RECA recently issued a white paper on housing supply and affordability in Austin, which found that “half the city’s renters and 28 percent of homeowners spend more than the recommended 30 percent of their income on housing.” While Austin has grown by well over half a million people since 2000, the number of housing units in the city has grown “by only about 84,000.” As Austin has grown, its density has decreased and is now “far less dense than Houston, Dallas or San Antonio.” The paper calls for adding 100,000 units of housing in the city over the next decade.
The city is hoping to change things up with its Imagine Austin comprehensive plan, a road map for the city’s growth. It envisions a compact and connected city: Look at a map of Austin’s future as envisioned in the plan, and you’ll see more density projected for parts of the city. But you won’t see that in central neighborhoods like Hyde Park or Bouldin. And as the city moves forward to rewrite its land development code as part of Imagine Austin, there could be neighborhoods that push back or try to opt out of some of the changes proposed city-wide. Take the recent moves toward an ‘Accessory Dwelling Unit’ (ADU) ordinance to allow the construction of smaller units, also known as “granny flats,” to increase density and affordable housing. The Hyde Park Neighborhood Association and Neighborhood Plan Contact Team passed resolutions opposing city-wide implementation of the ADU ordinance.
“What we voted basically is that the city should not pass any blanket ordinances on that subject,” says Lorre Weidlich, the association’s Co-President. “It should be up to each individual neighborhood to opt in or opt out.”
Former city council member Riley says pushback to code changes is to be expected in the older neighborhoods, but there could still be a way to incorporate them by focusing on the borders of the neighborhoods.
“Even in places where we really want to respect the neighborhoods as they exist in the interior, we recognize there are citywide interests at play, especially along those corridors on the perimeter of the neighborhoods, where the whole city is going to have some interest moving back and forth.”
Weidlich of the Hyde Park Neighborhood Association thinks differently. “I’d prefer that we expanded outward a bit more and densified some of the outer edges of the city,” she says. “The central city is historic. We can densify it to where it’s no longer livable and loses its historic character.”
“I think we would want to be very careful that the results of those opt-in and opt-outs are good for the community,” Gerbracht of RECA says. “That they follow the things that Imagine Austin has laid out, that the community has said they desire, and don’t simply exacerbate the problems we already have.”
The city is currently holding a series of working groups on the Imagine Austin plan and moving forward with the code re-write, a project called CodeNEXT. The current land development code is “a mess,” Riley says. “Even our own staff has trouble applying it.
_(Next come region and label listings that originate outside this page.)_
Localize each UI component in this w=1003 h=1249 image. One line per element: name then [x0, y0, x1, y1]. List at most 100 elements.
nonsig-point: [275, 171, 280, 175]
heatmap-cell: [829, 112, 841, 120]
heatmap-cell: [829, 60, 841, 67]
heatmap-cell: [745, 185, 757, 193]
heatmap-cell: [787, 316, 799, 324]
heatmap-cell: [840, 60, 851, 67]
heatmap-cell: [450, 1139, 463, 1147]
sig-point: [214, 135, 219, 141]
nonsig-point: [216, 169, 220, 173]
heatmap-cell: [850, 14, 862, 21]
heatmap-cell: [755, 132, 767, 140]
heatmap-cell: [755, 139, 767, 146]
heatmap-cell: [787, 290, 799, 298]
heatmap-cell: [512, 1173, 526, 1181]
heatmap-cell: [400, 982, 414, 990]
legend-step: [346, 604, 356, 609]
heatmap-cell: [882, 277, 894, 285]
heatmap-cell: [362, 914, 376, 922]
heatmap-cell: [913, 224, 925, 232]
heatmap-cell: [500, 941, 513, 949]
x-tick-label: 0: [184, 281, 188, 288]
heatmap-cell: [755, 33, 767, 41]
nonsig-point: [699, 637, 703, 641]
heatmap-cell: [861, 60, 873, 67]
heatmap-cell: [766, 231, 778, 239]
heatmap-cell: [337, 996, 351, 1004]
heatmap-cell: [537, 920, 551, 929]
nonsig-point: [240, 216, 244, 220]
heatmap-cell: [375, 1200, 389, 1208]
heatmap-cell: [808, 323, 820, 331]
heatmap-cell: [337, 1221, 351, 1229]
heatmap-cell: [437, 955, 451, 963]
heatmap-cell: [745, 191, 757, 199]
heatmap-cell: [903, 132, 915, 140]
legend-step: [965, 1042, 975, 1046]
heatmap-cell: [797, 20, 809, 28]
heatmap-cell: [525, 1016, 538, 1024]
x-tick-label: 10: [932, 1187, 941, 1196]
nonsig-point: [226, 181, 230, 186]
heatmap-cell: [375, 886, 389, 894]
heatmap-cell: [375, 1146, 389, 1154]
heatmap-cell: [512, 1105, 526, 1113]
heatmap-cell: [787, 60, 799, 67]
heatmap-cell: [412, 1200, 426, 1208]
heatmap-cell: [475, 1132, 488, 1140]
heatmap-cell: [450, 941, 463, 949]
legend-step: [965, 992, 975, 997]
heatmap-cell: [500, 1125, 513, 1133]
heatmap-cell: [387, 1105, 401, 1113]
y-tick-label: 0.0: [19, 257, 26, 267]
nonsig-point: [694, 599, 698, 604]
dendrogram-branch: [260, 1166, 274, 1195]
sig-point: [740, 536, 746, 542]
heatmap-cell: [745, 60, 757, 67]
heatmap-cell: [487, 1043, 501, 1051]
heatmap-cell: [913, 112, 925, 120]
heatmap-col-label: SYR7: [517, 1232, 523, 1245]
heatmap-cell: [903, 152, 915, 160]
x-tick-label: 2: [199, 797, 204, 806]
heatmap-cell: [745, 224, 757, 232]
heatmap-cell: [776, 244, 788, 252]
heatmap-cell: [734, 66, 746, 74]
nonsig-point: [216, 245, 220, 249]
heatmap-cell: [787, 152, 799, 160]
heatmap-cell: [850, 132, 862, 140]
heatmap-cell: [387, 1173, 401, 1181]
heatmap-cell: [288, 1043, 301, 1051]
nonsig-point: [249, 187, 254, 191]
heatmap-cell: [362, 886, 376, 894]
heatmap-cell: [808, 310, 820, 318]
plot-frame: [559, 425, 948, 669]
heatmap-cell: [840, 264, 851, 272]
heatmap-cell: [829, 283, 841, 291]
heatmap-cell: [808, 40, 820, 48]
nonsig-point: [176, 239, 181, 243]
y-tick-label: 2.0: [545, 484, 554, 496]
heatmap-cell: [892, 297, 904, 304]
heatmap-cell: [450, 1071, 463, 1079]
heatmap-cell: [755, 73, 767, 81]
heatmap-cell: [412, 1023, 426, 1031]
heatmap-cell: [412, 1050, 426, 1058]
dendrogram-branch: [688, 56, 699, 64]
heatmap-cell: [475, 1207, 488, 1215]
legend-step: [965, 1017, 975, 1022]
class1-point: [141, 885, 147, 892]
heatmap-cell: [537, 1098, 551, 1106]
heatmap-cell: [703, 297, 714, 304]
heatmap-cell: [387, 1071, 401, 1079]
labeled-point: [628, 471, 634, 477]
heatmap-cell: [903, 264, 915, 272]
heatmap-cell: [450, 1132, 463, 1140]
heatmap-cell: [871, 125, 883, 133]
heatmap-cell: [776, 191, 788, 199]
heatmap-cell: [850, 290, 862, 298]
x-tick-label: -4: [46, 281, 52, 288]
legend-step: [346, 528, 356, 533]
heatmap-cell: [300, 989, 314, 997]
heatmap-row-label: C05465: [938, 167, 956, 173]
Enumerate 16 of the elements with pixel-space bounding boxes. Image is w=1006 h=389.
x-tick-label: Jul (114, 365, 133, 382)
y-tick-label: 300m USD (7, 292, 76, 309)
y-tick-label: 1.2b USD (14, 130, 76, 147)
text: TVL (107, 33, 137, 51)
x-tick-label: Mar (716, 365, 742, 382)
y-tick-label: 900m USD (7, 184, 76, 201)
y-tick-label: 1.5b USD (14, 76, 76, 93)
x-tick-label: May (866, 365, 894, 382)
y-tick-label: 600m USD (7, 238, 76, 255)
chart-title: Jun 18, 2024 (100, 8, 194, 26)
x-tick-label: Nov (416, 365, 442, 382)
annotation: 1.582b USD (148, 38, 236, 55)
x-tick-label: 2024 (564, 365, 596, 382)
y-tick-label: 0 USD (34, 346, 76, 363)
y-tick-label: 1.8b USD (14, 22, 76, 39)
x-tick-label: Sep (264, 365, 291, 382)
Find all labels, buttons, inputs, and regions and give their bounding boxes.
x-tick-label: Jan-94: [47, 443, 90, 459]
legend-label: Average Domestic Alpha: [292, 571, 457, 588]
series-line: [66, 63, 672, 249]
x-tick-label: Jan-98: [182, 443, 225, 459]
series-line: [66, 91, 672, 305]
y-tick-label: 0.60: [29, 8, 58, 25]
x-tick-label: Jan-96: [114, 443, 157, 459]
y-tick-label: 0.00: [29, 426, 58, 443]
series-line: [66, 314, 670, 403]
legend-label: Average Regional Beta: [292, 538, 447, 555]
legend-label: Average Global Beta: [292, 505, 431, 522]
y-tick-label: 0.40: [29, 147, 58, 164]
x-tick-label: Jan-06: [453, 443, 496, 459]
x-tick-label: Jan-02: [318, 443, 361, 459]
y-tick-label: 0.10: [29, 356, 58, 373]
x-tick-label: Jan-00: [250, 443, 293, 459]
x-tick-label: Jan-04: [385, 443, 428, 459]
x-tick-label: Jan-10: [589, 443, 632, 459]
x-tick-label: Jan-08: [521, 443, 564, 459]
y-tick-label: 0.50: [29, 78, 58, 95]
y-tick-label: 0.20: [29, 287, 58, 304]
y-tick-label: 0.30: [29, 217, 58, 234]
We all have some anxiety about hanging on to the Austin that we knew in the past. But we know that we can’t just stick to the old world and expect everything to be fine. We will need to make some adjustments to meet the demand we’re seeing today.”
But if and how the well-established neighborhood groups in the central city will engage in the code re-write and comprehensive plan is uncertain, Gerbracht of RECA notes.
“Among the folks who have been very vocal at city hall, there’s some really mixed feelings about the Imagine Austin vision,” Gerbracht says. “And CodeNEXT is where that’s going to happen. There’s enormous possibility there, and enormous risk.”
For now, it’s a waiting and watching game to see how a new city council will try to balance the needs of a growing city with the interests of powerful neighborhood groups trying to maintain what they like about their part of town.